Dossier : IMM‑6812‑19

Référence : 2021 CF 48

[TRADUCTION FRANÇAISE]

Ottawa (Ontario), le 13 janvier 2021

En présence de monsieur le juge Pentney

ENTRE :

JEAN LOUIS JEAN PHILIPPE

demandeur

et

LE MINISTRE DE LA CITOYENNETÉ

ET DE L’IMMIGRATION

défendeur

JUGEMENT ET MOTIFS

[1]  Le demandeur, Jean Louis Jean Philippe, est un citoyen haïtien qui a fui ce pays pour aller au Brésil, où il a obtenu le statut de résident permanent. Après trois années passées au Brésil, il est venu au Canada, où il a demandé l’asile. Sa demande a été refusée par la Section de la protection des réfugiés (la SPR) de la Commission de l’immigration et du statut de réfugié. Cette décision a été confirmée en appel par la Section d’appel des réfugiés (la SAR).

[2]  Le demandeur sollicite maintenant le contrôle judiciaire de la décision de la SAR. Pour les motifs exposés ci‑après, la demande de contrôle judiciaire sera rejetée.

[3]  Le demandeur affirme avoir fui Haïti après avoir reçu des menaces en lien avec une certaine terre dont il a hérité. Il a quitté Haïti pour aller au Brésil en avril 2013 et a obtenu là‑bas la résidence permanente le 26 septembre 2014. Le demandeur allègue avoir été persécuté durant les trois années pendant lesquelles il a vécu au Brésil, puisque a) pour un même travail, il recevait un salaire moindre que celui touché par les Brésiliens; b) son dernier employeur ne le rémunérait pas toujours; c) son propriétaire menaçait de l’expulser lorsqu’il ne payait pas son loyer; d) il était obligé de s’asseoir à l’écart des autres dans les transports en commun, et e) il s’était fait dire, lors d’un séjour à l’hôpital en raison de douleurs à l’estomac, de prendre des pastilles et de revenir dans trois mois.

[4]  Le demandeur affirme également qu’un de ses collègues de travail, qui affirmait qu’il volait les emplois des Brésiliens, lui a proféré des menaces de mort en avril 2016. Le demandeur n’a pas signalé la menace à son employeur ou aux autorités brésiliennes. Il a quitté le Brésil le 23 avril 2016, environ dix jours après avoir démissionné de son emploi. Il est arrivé au Canada peu de temps après et a demandé l’asile.

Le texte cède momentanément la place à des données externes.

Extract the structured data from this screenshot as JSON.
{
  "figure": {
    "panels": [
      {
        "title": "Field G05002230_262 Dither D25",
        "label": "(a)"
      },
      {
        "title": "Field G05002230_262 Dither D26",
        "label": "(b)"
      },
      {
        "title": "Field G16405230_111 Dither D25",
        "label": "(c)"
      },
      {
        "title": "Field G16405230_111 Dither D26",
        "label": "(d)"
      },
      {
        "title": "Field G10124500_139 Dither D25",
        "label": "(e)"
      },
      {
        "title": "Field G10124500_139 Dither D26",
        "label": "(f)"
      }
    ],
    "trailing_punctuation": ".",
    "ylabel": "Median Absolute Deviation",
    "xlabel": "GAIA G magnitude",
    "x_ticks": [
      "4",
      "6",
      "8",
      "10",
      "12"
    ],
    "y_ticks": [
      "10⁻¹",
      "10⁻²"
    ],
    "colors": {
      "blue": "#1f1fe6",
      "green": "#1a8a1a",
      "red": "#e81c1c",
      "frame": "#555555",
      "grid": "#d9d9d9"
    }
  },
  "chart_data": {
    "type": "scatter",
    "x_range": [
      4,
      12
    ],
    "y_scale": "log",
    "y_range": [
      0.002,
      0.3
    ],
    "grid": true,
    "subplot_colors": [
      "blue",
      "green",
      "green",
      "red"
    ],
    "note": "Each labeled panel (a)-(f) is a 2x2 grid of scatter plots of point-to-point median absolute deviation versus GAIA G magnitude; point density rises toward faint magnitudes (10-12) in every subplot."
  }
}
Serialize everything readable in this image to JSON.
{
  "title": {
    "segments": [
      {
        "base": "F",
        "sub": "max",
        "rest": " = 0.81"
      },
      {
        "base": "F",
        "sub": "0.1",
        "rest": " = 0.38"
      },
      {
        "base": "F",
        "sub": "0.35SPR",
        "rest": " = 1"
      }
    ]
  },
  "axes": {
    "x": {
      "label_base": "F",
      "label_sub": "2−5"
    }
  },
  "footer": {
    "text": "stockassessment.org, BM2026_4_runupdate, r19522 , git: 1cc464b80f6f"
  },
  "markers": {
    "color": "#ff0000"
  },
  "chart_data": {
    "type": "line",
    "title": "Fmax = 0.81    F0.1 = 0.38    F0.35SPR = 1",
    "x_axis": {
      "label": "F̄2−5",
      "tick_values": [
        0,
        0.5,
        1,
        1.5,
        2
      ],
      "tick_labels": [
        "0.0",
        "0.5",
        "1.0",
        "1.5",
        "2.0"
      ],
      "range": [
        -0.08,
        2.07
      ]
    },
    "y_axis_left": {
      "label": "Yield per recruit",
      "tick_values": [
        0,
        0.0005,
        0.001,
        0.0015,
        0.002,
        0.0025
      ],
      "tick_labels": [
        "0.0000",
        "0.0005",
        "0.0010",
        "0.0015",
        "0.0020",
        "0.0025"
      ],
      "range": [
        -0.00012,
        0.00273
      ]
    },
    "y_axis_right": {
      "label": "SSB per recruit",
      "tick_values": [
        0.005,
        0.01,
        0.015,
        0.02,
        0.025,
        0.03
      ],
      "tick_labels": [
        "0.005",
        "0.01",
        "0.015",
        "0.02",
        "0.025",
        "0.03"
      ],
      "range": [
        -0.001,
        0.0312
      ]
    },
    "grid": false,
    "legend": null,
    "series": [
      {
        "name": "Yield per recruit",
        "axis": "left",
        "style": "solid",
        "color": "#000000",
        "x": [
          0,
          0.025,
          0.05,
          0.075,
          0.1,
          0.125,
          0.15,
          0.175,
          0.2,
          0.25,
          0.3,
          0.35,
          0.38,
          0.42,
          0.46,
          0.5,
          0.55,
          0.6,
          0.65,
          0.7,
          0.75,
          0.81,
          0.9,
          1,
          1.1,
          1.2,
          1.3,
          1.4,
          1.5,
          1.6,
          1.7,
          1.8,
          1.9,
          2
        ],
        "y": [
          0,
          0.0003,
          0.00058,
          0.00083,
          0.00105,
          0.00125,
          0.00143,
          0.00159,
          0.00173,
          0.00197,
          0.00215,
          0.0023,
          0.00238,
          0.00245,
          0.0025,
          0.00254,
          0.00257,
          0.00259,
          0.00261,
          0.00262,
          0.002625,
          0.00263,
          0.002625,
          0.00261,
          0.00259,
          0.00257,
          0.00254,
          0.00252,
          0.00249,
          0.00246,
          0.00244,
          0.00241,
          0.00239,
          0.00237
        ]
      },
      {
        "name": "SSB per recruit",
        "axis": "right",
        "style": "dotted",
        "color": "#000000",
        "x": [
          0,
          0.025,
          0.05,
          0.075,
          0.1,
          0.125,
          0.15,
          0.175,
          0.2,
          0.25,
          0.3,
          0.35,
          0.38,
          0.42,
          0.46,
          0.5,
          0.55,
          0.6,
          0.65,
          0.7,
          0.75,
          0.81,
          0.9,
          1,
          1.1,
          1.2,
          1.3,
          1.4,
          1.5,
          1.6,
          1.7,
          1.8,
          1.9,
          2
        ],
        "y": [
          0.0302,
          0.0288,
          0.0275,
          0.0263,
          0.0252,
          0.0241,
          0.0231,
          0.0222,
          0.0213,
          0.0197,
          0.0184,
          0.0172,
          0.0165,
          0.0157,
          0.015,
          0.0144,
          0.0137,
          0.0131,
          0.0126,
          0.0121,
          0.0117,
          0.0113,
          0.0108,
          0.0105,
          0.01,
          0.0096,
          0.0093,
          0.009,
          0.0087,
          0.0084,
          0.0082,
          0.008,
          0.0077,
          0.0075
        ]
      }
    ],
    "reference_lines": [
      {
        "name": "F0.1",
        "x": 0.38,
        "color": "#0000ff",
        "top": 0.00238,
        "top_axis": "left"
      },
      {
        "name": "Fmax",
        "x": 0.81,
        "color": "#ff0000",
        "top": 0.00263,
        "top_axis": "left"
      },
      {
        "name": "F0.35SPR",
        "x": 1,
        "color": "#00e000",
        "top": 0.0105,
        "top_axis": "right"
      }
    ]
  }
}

[5]  La SPR a rejeté la demande d’asile du demandeur parce qu’elle a conclu qu’il était exclu de la protection aux termes de l’article 98 de la Loi sur l’immigration et la protection des réfugiés, LC 2001, c 27 [la LIPR] et de l’article 1E de la Convention des Nations Unies relative au statut des réfugiés, 28 juillet 1951, 189 RTNU 137 [la Convention]. La SPR a conclu ainsi en raison du statut de résident permanent au Brésil du demandeur et de l’absence de démonstration par ce dernier qu’il était exposé, s’il retournait au Brésil, à une possibilité sérieuse de persécution, à une menace à sa vie ou au risque de peines cruelles et inusitées aux termes des articles 97 et 98 de la LIPR. La SAR a confirmé cette décision pour les mêmes motifs le 30 octobre 2019.

[6]  Le demandeur affirme que la décision de la SAR devrait être infirmée au motif que la SAR n’a pas analysé son allégation selon laquelle la discrimination dont il avait été victime est assimilable à de la persécution lorsque les différents incidents sont considérés cumulativement. De plus, selon ses dires, la SAR n’a pas suffisamment motivé sa conclusion sur ce point, celle‑ci étant énoncée en quatre mots : « même pour motifs cumulés ».

[7]  Le demandeur soutient que certaines des conclusions de la SAR sont assimilables à des erreurs de droit devant être examinées selon la norme de la décision correcte, puisqu’elles constituent des questions de droit générales d’importance capitale pour le système juridique, citant l’arrêt Canada (Ministre de la Citoyenneté et de l’Immigration) c Vavilov, 2019 CSC 65 [Vavilov]. Au surplus, il soutient que le défaut de fournir des motifs suffisants constitue une erreur de droit qui équivaut à un manquement à l’équité procédurale, citant l’arrêt Buri c Canada (Ministre de la Citoyenneté et de l’Immigration), 2001 CFPI 1358 au paragraphe 22.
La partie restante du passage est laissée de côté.